Relies on Hydra for configuration management but can still be used as a CLI tool by automatically creating a default config file.

For each run, it will export :
- the config file used for the run in a yaml file
- the metrics in a csv file
- the image URLs
- metadata such as ID or run name
- the histograms in a csv file (optional)

## Installation


```bash
pip install -r requirements.txt
pip install wandb-export
```

## Usage

First, you will need to initialize your config folder with the following command:

```bash
wandb-export-init-config
```

This will create a directory `./configs_wandb_export/` in your current working directory that the package will use as Hydra's config directory.
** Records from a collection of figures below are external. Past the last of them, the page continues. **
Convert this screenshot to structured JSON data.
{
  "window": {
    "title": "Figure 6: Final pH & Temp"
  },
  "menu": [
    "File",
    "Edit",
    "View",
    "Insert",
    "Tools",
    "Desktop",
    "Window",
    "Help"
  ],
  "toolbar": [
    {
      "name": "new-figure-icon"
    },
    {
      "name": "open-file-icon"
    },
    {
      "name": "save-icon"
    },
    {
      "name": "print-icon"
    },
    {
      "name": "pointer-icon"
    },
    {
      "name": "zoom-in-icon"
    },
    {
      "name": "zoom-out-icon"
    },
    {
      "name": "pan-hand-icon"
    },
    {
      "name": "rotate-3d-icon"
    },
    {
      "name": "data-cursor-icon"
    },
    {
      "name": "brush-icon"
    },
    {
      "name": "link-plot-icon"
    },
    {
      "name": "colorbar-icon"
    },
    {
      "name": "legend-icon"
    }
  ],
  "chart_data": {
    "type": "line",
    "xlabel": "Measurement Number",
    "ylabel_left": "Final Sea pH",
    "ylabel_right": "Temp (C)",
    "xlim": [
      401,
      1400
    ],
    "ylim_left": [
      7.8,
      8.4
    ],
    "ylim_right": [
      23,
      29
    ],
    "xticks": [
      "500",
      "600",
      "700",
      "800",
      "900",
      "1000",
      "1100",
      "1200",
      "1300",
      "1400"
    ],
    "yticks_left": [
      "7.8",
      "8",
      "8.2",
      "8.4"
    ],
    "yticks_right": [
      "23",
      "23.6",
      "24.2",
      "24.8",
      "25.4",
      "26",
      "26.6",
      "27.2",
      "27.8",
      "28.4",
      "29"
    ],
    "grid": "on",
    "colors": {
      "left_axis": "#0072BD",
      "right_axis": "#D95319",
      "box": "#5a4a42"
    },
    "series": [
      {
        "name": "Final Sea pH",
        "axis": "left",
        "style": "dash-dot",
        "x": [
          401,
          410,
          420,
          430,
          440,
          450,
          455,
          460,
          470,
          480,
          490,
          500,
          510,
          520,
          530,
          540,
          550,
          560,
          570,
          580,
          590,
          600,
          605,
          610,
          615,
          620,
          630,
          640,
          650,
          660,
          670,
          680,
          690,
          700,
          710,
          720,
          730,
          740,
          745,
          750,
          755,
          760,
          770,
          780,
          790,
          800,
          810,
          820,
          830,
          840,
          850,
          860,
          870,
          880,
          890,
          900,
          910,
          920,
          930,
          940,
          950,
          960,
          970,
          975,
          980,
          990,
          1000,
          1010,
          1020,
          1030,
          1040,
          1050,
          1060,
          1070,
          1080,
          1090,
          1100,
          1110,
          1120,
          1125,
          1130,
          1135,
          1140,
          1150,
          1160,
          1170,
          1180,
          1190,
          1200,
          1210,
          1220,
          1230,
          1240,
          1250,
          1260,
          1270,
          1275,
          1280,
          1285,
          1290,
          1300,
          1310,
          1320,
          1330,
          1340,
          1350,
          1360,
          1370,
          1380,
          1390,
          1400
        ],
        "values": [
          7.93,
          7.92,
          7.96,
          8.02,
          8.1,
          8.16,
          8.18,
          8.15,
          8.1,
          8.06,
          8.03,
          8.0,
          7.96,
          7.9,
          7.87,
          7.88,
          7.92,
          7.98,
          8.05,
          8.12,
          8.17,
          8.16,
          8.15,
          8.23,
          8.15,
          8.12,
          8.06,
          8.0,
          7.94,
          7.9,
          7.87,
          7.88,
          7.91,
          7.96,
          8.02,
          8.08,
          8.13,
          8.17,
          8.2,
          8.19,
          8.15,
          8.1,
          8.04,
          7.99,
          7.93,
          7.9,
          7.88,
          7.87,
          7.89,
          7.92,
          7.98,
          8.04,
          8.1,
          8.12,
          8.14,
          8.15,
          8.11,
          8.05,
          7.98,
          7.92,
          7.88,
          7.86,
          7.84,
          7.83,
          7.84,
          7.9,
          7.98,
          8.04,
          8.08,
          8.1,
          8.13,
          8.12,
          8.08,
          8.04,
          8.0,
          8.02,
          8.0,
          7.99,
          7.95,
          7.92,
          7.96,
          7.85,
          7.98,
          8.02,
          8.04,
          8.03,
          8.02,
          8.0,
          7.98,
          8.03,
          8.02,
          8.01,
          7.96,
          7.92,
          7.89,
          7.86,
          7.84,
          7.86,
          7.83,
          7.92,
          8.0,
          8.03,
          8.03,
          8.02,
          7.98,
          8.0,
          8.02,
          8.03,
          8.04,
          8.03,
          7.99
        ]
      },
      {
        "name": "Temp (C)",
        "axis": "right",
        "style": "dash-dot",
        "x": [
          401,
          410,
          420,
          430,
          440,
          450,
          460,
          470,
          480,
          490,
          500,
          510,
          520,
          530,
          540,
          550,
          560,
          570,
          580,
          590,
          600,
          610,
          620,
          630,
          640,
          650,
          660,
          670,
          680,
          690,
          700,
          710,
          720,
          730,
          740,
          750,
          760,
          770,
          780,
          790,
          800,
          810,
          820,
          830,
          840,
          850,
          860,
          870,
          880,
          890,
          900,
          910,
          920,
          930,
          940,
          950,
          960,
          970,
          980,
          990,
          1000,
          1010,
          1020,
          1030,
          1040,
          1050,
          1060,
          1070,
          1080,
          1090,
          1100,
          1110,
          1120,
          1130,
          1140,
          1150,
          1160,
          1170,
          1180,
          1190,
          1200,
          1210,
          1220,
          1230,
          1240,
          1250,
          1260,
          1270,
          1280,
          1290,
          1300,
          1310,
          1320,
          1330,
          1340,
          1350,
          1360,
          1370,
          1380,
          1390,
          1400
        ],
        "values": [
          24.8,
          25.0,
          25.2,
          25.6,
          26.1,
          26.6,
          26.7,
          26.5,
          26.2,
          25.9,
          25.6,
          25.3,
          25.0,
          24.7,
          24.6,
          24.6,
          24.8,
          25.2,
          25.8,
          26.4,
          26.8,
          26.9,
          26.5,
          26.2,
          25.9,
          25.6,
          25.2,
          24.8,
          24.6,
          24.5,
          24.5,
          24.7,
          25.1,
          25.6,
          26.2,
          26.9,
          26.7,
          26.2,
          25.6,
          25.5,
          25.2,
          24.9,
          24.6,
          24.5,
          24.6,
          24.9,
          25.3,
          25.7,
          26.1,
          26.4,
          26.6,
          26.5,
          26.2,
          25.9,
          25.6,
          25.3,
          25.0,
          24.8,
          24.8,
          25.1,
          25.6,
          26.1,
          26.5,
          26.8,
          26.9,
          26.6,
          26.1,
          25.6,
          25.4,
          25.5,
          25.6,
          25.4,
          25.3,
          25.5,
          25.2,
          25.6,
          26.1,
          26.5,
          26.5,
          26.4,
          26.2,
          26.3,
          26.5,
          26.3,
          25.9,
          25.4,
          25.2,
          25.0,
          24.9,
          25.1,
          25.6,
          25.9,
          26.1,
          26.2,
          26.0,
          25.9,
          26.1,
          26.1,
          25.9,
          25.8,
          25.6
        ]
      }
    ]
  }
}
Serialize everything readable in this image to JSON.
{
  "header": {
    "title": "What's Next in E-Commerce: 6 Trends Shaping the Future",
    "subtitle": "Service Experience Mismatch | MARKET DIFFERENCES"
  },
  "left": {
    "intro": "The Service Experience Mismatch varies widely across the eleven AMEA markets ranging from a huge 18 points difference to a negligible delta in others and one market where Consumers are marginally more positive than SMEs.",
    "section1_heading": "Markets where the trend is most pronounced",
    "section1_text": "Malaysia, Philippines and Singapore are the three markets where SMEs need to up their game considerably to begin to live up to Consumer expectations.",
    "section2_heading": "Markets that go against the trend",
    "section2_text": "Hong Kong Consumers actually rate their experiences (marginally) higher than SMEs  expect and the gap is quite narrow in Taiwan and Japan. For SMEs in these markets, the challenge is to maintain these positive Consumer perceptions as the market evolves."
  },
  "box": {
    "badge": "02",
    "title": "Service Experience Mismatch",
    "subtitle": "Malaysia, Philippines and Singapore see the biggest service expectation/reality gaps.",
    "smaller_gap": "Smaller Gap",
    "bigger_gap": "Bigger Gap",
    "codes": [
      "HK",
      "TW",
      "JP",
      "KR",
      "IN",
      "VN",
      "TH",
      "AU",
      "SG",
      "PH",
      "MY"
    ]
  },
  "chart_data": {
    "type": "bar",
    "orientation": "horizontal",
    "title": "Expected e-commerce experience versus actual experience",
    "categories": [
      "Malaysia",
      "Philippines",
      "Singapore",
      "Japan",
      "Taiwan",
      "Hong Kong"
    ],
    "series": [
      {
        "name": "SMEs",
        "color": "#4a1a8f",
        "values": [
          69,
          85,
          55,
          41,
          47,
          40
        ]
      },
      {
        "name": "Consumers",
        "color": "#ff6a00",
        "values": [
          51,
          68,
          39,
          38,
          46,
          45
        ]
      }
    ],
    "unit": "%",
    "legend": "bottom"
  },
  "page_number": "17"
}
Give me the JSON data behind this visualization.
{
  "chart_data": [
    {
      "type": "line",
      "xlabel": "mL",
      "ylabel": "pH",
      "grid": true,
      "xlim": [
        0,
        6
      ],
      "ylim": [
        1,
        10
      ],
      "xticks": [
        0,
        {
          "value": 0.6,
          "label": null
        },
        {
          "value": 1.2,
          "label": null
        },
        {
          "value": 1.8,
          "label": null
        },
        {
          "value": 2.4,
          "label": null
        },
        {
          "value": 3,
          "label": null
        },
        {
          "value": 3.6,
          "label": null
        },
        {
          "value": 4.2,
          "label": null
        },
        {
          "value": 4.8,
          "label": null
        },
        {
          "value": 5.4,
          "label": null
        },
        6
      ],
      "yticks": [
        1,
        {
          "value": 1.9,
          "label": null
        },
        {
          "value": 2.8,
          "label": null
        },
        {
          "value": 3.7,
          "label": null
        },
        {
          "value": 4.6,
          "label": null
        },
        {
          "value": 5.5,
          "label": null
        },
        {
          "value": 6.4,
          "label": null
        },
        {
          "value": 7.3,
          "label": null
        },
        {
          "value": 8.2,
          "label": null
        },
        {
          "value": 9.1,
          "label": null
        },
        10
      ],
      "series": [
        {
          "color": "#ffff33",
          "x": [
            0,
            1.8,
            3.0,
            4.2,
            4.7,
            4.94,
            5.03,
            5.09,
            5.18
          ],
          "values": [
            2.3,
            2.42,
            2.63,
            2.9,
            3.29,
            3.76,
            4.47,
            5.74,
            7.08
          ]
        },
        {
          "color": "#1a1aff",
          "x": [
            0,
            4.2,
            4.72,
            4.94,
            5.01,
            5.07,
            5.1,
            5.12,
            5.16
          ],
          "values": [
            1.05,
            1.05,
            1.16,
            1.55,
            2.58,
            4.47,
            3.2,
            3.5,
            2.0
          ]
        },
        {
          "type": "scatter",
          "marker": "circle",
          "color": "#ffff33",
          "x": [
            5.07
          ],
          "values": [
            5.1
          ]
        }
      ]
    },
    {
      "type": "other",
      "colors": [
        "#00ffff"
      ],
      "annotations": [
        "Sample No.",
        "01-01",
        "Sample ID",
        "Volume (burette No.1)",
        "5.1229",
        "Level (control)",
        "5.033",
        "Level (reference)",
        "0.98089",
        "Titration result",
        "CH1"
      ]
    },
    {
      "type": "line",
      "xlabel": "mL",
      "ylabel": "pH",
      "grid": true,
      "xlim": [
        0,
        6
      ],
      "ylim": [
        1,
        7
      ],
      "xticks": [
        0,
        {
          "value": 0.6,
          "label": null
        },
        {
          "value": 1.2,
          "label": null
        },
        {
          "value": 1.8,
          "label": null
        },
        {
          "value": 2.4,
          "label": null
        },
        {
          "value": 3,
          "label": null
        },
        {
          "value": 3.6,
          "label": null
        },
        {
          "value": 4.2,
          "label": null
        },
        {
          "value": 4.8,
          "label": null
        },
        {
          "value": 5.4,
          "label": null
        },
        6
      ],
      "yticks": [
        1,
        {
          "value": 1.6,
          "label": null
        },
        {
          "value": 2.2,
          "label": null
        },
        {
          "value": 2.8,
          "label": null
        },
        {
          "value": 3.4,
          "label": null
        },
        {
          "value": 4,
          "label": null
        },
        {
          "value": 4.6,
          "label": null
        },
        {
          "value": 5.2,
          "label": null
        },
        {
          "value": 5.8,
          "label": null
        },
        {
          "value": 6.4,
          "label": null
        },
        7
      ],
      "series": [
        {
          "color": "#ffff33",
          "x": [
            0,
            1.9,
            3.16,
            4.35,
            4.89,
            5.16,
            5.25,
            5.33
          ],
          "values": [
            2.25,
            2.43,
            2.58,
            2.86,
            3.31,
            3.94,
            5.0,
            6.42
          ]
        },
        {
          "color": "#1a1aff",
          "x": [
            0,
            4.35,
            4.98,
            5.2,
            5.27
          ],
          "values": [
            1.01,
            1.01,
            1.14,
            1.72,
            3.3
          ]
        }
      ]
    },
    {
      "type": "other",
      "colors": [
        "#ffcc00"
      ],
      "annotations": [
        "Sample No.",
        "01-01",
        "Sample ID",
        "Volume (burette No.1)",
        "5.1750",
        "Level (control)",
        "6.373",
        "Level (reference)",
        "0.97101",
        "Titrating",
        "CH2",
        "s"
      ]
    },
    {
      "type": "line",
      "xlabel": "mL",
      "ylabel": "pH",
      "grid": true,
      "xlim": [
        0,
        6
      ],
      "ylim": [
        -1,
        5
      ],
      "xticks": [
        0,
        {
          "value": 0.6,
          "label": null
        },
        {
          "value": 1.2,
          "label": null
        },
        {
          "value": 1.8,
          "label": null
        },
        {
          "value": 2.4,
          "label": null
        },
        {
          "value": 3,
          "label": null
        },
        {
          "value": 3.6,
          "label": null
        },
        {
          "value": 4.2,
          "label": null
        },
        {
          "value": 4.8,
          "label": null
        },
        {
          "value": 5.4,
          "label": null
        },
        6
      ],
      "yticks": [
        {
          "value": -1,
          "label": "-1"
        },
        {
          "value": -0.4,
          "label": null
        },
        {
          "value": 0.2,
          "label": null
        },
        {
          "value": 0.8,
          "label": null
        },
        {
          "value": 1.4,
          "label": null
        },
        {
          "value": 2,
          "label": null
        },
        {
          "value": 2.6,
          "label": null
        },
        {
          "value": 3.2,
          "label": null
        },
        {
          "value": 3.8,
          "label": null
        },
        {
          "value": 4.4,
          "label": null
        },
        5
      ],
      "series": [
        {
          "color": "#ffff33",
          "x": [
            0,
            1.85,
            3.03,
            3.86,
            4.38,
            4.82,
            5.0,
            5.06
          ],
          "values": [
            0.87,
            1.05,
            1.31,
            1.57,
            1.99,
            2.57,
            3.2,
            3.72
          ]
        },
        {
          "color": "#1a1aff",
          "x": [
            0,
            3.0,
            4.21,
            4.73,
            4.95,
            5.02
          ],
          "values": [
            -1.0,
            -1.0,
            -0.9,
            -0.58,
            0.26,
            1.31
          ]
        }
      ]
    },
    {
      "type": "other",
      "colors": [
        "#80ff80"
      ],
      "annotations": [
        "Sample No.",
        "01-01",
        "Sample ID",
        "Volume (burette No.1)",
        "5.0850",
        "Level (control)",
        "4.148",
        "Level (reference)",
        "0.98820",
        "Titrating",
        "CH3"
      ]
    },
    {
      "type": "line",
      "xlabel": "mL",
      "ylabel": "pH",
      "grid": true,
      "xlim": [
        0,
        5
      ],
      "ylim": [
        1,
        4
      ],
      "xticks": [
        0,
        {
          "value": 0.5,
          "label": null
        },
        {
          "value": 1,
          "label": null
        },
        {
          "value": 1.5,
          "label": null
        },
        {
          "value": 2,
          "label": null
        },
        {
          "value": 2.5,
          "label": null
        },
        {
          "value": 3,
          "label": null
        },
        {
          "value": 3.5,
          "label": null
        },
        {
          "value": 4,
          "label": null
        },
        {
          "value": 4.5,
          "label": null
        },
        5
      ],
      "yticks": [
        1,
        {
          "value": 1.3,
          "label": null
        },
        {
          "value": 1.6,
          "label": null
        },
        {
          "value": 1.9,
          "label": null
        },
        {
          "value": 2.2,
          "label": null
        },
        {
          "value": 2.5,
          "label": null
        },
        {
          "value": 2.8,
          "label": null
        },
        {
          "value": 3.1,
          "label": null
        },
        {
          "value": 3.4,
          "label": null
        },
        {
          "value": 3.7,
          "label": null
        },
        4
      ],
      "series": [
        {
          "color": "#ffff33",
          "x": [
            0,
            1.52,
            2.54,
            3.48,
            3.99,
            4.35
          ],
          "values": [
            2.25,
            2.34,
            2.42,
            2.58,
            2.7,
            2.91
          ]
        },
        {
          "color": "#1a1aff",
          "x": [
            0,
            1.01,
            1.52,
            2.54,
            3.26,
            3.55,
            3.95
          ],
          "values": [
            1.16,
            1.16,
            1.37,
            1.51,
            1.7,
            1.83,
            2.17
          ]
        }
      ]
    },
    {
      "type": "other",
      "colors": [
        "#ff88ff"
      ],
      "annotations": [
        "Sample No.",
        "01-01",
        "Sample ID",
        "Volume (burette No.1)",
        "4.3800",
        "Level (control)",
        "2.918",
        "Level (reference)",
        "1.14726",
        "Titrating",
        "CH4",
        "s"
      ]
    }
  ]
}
It will include a file `config_default.yaml` that will be used by default.

Fill that config file as explained below and then you can run the following command to export the runs:

```bash
wandb-export
```

Or to use a different config file:

```bash
wandb-export --config-name=<config_name>.yaml
```

## Configuration

The configuration file is a [Hydra](https://hydra.cc/docs/intro/) config file. Fields are explained below:

```yaml
# The name of the WandB project to use.
project: user/project

# The filters that will be applied to the config for accepting a run, following WandB filters. Example:
filters: 
  "summary_metrics._step":
    "$gte": 50000
  "config.benchmark_name": bench19_fp_hc

# How many samples maximal to use for the plot.
samples: 10000

# The minimum number of metrics to have in the run to be considered.
min_n_metrics: 0

# Which data types to log.
data_types:
  scalar : True
  histogram : False
  image_url: True
  config : True
  metadata : True
```

## Python API

You can also use the package as a Python API:

```python
from wandb_export import export_wandb_data
export_wandb_data()
```

It will use the same configuration file as the CLI tool.